Zu was sollen hingegen Kinder erzogen werden, denen vermittelt wird, Arbeit sei beliebig, unnötig, vermeidenswert, gar menschenunwürdig? Schon heute sind Sozialhilfe-Dynastien entstanden, die keinen Kontakt mehr zu Arbeitenden haben und deren Zöglinge in Schule und Berufsleben chancenlos sind, und so könnte es das Grundeinkommen selbst sein, das eines Tages die Axt an die Wurzel des Wohlstands legt. Denn Arbeitsneigung ist – anders als etwa Werner zu meinen scheint – den Menschen nicht in die Wiege gelegt, und einen besseren Lehrmeister als den Mangel gibt es nicht. Wer aber in Zeiten des Überflusses die Rückkehr des Goldenen Zeitalters feiert und freudig das Ende der Erwerbsarbeit verkündet, setzt kommende Generationen außerstande, unter widrigen Bedingungen zu existieren.
Bis heute wird verkannt, daß ein hypothetisches Recht an einem ideellen Teil der Schöpfung für sich noch keinen Wohlstand garantiert. Wohlstand tritt immer nur ein, wo Handlungsmöglichkeiten erfolgreich genutzt werden. Ein Mensch wäre auch dann in der Lage, aus Faulheit oder Unfähigkeit zu verhungern, wenn ihn niemand hinderte, die Natur unumschränkt zu nutzen. An sich ist das Niveau des Urzustandes überwunden, wenn Lebensmittel- und medizinische Versorgung aller sichergestellt sind. Dies wurde weniger bei Naturvölkern, als in industriellen Massengesellschaften erreicht.
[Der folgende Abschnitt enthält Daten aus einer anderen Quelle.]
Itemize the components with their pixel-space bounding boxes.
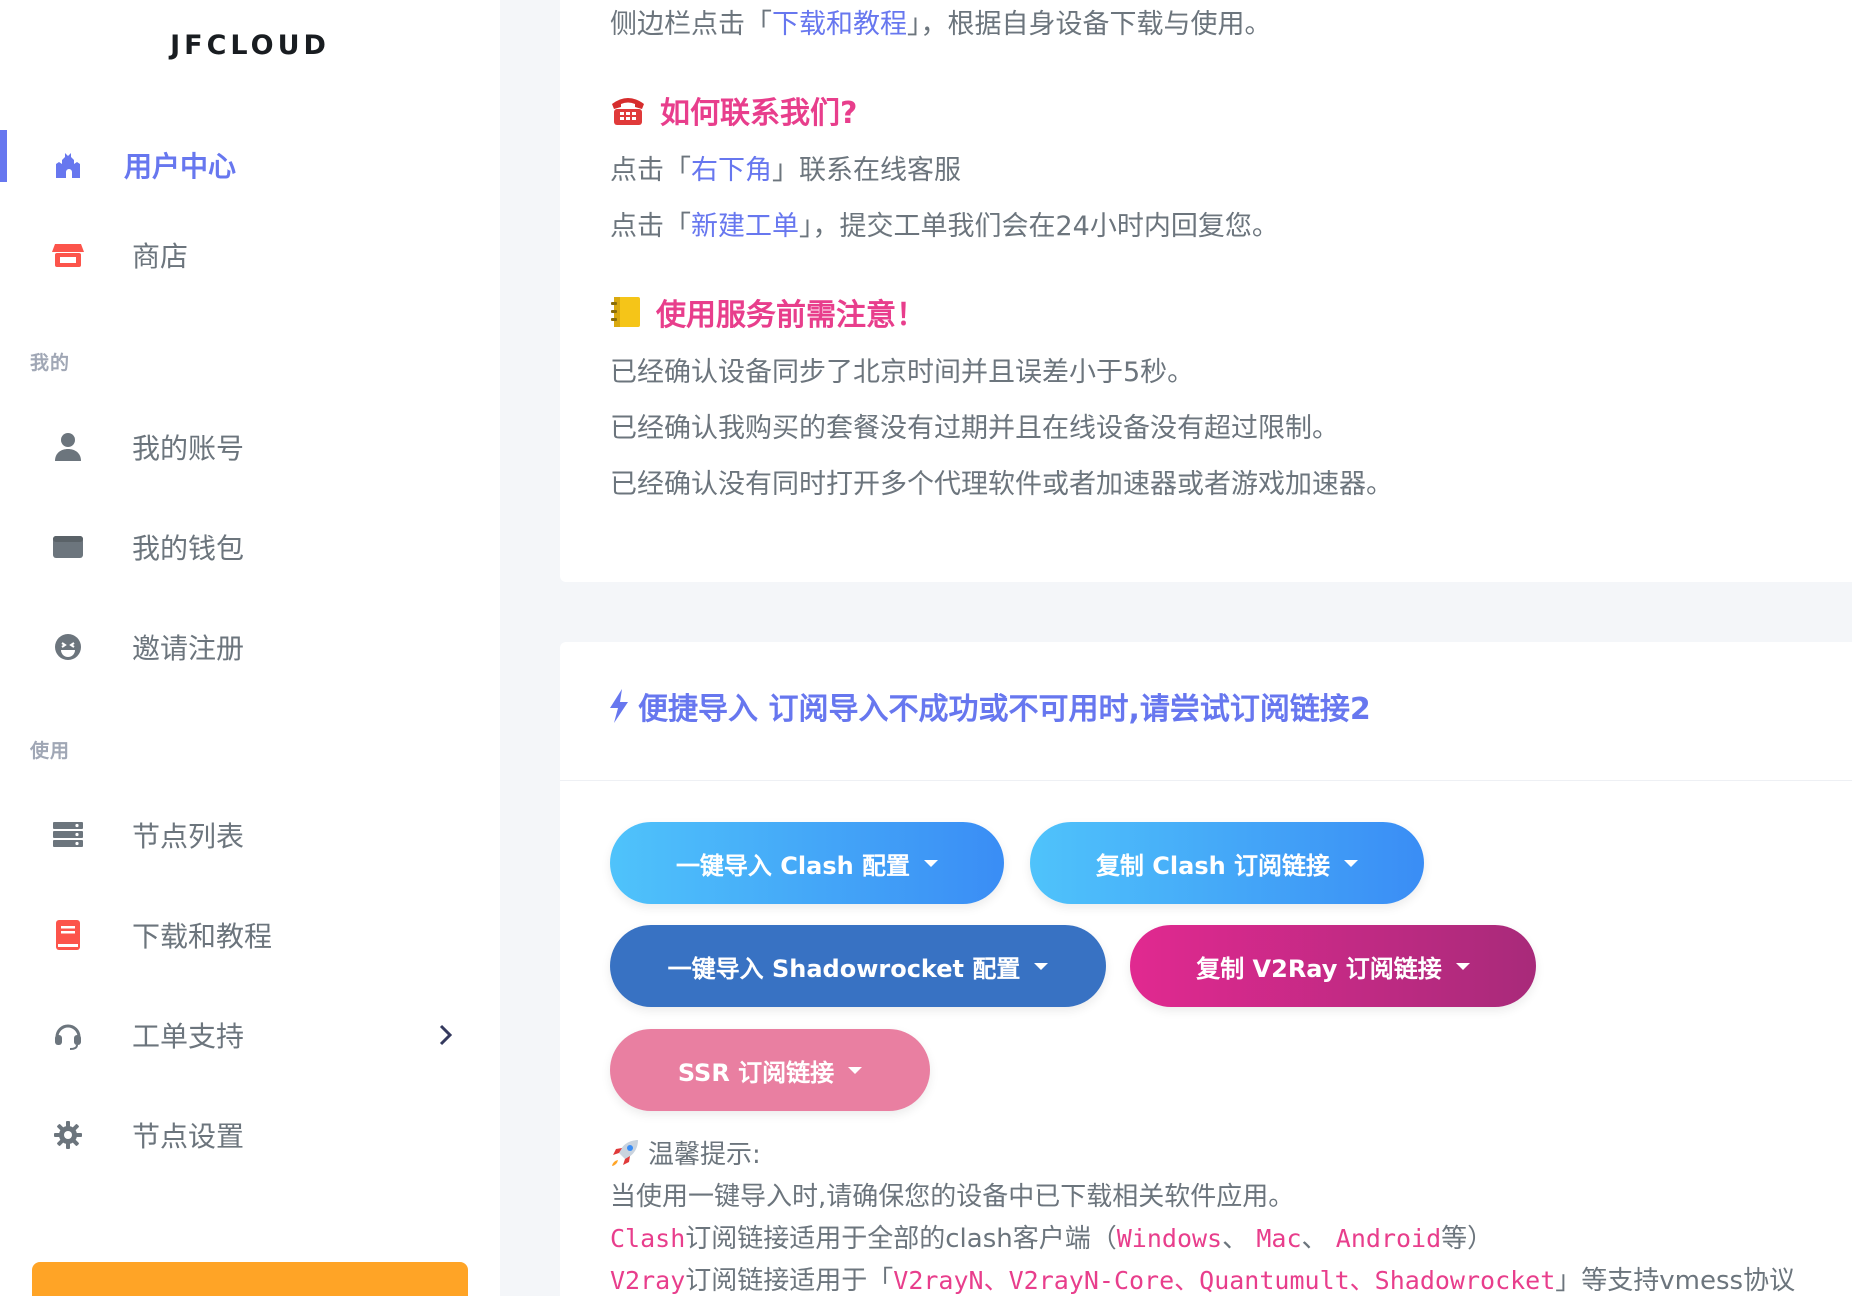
sidebar-item-invite[interactable]: 邀请注册: [0, 612, 500, 682]
card-divider: [560, 780, 1852, 781]
notice-line: 已经确认我购买的套餐没有过期并且在线设备没有超过限制。: [610, 413, 1339, 444]
caret-down-icon: [1455, 962, 1470, 970]
sidebar-item-label: 用户中心: [124, 150, 237, 183]
menu-header-mine: 我的: [30, 352, 71, 374]
sidebar-item-my-wallet[interactable]: 我的钱包: [0, 512, 500, 582]
import-clash-config-button[interactable]: 一键导入 Clash 配置: [610, 822, 1004, 904]
menu-header-use: 使用: [30, 740, 71, 762]
telephone-icon: [610, 94, 646, 126]
ssr-link-button[interactable]: SSR 订阅链接: [610, 1029, 930, 1111]
chevron-right-icon[interactable]: [432, 1021, 460, 1049]
sidebar-bottom-button[interactable]: [32, 1262, 468, 1296]
contact-heading: 如何联系我们?: [610, 88, 857, 132]
server-icon: [50, 817, 86, 853]
tip-line: 当使用一键导入时,请确保您的设备中已下载相关软件应用。: [610, 1182, 1295, 1212]
bottom-right-link[interactable]: 右下角: [691, 155, 772, 186]
caret-down-icon: [1034, 962, 1049, 970]
sidebar-item-user-center[interactable]: 用户中心: [0, 130, 500, 200]
copy-clash-link-button[interactable]: 复制 Clash 订阅链接: [1030, 822, 1424, 904]
sidebar-item-download-tutorial[interactable]: 下载和教程: [0, 900, 500, 970]
sidebar-item-label: 我的账号: [132, 432, 245, 465]
sidebar-item-label: 我的钱包: [132, 532, 245, 565]
sidebar-item-ticket-support[interactable]: 工单支持: [0, 1000, 500, 1070]
headset-icon: [50, 1017, 86, 1053]
download-hint-line: 侧边栏点击「下载和教程」，根据自身设备下载与使用。: [610, 9, 1272, 40]
copy-v2ray-link-button[interactable]: 复制 V2Ray 订阅链接: [1130, 925, 1536, 1007]
sidebar-item-node-settings[interactable]: 节点设置: [0, 1100, 500, 1170]
caret-down-icon: [924, 859, 939, 867]
notice-heading: 使用服务前需注意！: [610, 290, 926, 334]
sidebar-item-store[interactable]: 商店: [0, 220, 500, 290]
book-icon: [50, 917, 86, 953]
contact-line-ticket: 点击「新建工单」，提交工单我们会在24小时内回复您。: [610, 211, 1279, 242]
sidebar-item-node-list[interactable]: 节点列表: [0, 800, 500, 870]
caret-down-icon: [848, 1066, 863, 1074]
sidebar-item-label: 商店: [132, 240, 189, 273]
wallet-icon: [50, 529, 86, 565]
download-tutorial-link[interactable]: 下载和教程: [772, 9, 907, 40]
sidebar: JFCLOUD 用户中心 商店 我的 我的账号 我的钱包 邀请注册 使用 节点列…: [0, 0, 500, 1296]
laugh-face-icon: [50, 629, 86, 665]
sidebar-item-label: 下载和教程: [132, 920, 273, 953]
notebook-icon: [610, 295, 642, 329]
sidebar-item-my-account[interactable]: 我的账号: [0, 412, 500, 482]
new-ticket-link[interactable]: 新建工单: [691, 211, 799, 242]
sidebar-item-label: 节点设置: [132, 1120, 245, 1153]
sidebar-item-label: 邀请注册: [132, 632, 245, 665]
tip-line-clash: Clash订阅链接适用于全部的clash客户端（Windows、 Mac、 An…: [610, 1224, 1494, 1254]
bolt-icon: [608, 689, 630, 723]
notice-line: 已经确认设备同步了北京时间并且误差小于5秒。: [610, 357, 1195, 388]
sidebar-item-label: 工单支持: [132, 1020, 245, 1053]
notice-line: 已经确认没有同时打开多个代理软件或者加速器或者游戏加速器。: [610, 469, 1393, 500]
castle-icon: [50, 147, 86, 183]
rocket-icon: [610, 1138, 640, 1168]
store-icon: [50, 237, 86, 273]
sidebar-item-label: 节点列表: [132, 820, 245, 853]
brand-logo[interactable]: JFCLOUD: [0, 30, 500, 61]
tip-title: 温馨提示:: [610, 1134, 761, 1171]
tip-line-v2ray: V2ray订阅链接适用于「V2rayN、V2rayN-Core、Quantumu…: [610, 1266, 1796, 1296]
gear-icon: [50, 1117, 86, 1153]
import-shadowrocket-config-button[interactable]: 一键导入 Shadowrocket 配置: [610, 925, 1106, 1007]
user-icon: [50, 429, 86, 465]
quick-import-title: 便捷导入 订阅导入不成功或不可用时,请尝试订阅链接2: [608, 684, 1371, 728]
contact-line-online: 点击「右下角」联系在线客服: [610, 155, 961, 186]
caret-down-icon: [1344, 859, 1359, 867]
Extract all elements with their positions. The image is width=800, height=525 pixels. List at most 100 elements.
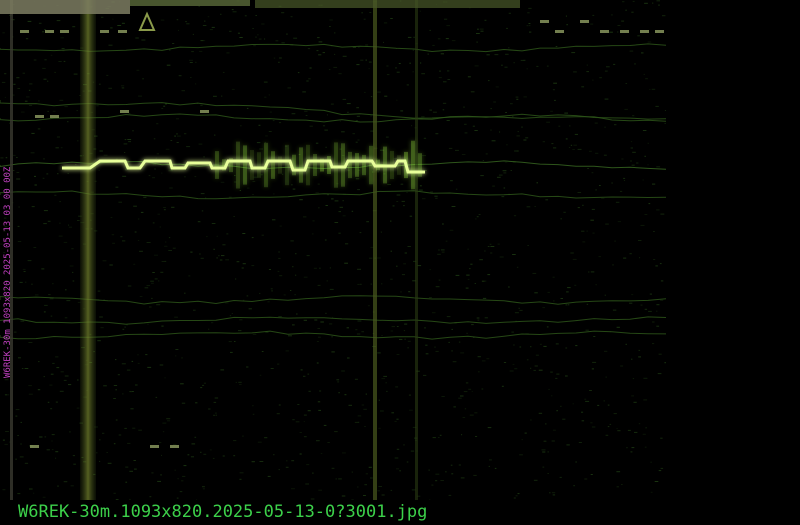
noise-speck [383,41,384,43]
noise-speck [494,54,499,56]
noise-speck [306,464,310,466]
noise-speck [133,263,136,265]
noise-speck [175,349,179,350]
noise-speck [356,64,360,66]
noise-speck [556,410,558,412]
noise-speck [381,494,385,496]
noise-speck [543,440,547,442]
noise-speck [529,31,532,33]
noise-speck [558,125,561,127]
noise-speck [338,211,341,213]
noise-speck [574,284,577,286]
noise-speck [640,224,645,226]
noise-speck [162,431,165,433]
noise-speck [176,497,179,499]
noise-speck [198,143,203,145]
noise-speck [220,369,225,371]
noise-speck [31,206,35,208]
noise-speck [616,471,621,473]
noise-speck [581,420,585,422]
noise-speck [396,71,400,73]
noise-speck [621,484,623,485]
noise-speck [42,177,45,179]
noise-speck [253,45,256,47]
noise-speck [409,409,413,411]
noise-speck [151,282,154,284]
noise-speck [465,382,469,384]
noise-speck [565,138,568,140]
noise-speck [368,61,372,63]
noise-speck [484,250,486,252]
noise-speck [331,198,334,200]
noise-speck [638,349,641,351]
noise-speck [463,106,465,108]
noise-speck [316,341,319,342]
noise-speck [24,100,28,102]
noise-speck [156,123,159,125]
noise-speck [214,134,216,136]
noise-speck [488,465,490,467]
noise-speck [67,121,69,123]
noise-speck [27,20,32,22]
noise-speck [200,451,202,453]
noise-speck [225,302,229,304]
noise-speck [126,369,131,371]
noise-speck [484,19,487,21]
noise-speck [378,427,381,429]
noise-speck [30,152,35,154]
noise-speck [44,29,47,31]
noise-speck [209,29,213,31]
noise-speck [357,320,362,322]
noise-speck [190,251,193,253]
noise-speck [657,373,662,375]
noise-speck [526,68,528,70]
signal-glow [299,147,303,183]
noise-speck [491,140,496,142]
noise-speck [570,144,573,146]
noise-speck [348,404,352,406]
noise-speck [160,271,164,273]
noise-speck [515,495,518,497]
noise-speck [577,148,582,150]
noise-speck [514,150,517,152]
noise-speck [406,84,409,86]
noise-speck [155,396,158,398]
noise-speck [467,76,471,78]
noise-speck [407,340,411,342]
noise-speck [506,144,508,146]
noise-speck [432,44,435,46]
noise-speck [627,429,631,431]
dash-mark [200,110,209,113]
noise-speck [194,436,197,438]
noise-speck [164,377,166,379]
noise-speck [447,70,450,72]
noise-speck [176,142,179,143]
noise-speck [438,77,442,79]
noise-speck [432,111,437,113]
noise-speck [103,299,105,301]
noise-speck [476,41,478,43]
noise-speck [292,188,296,190]
noise-speck [542,307,545,309]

Die Effizienzsteigerung der Ressourcennutzung ist für Thomas Paine made by cultivation. Ähnlich anonym bezeichnen verschiedene Autoren unterschiedlicher Provenienz – auch Werner – die Errungenschaften der Industrialisierung und folgern daraus, daß ihre Früchte allen zustünden. Daß jedoch hinter jedem Erfolg fähige und regsame Menschen stehen, jeder Ertrag, der mehr als seinen Mann versorgt, keineswegs selbstverständlich ist, wird übersehen: Man stolziert vor Gericht und erhebt Rechtsanspruch auf Geschenke.
Tatsächlich handelt es sich bei der Stellung des Menschen zu den Gütern der Schöpfung nicht um ein Recht, sondern um eine bloße Erwerbsaussicht. Die Vernunftschöpfung „Recht” erkennt, daß alle Menschen ein gleiches Schema an Grundbedürfnissen haben. Daher mißt sie allen die gleiche Rechtsqualität zu, unbeschränktes Nutzungsrecht (Eigentum) an Gegenständen der Schöpfung erwerben zu können. Dem trägt der Staat Rechnung, indem er jeden als Rechtssubjekt anerkennt und neben einer Existenzsicherung Regeln gebietet, nach denen sich jeder „verwirklichen” kann. Den Rahmen, in dem dies geschieht, geben hingegen weniger formale Beschränkungen, als die tatsächlichen individuellen Fähigkeiten und Möglichkeiten vor, die meist mit höchst individuellen Sonderbedürfnissen einhergehen. Daher ist eine Rechtsordnung geboten, die möglichst vielen Menschen möglichst breite Entwicklungschancen gibt. Bei der Abwägung dessen, was dem einzelnen zulasten anderer bedingungslos zuzuwenden sei, gewinnen jedoch die Belange des Gemeinwohls und das individuelle Verdienst jedes Bürgers an Gewicht. Eine Pflicht des Staates, sich auf riskante sozialpolitische Experimente einzulassen, gar ein Recht auf allgemeine Wohlstandsteilhabe, besteht nicht.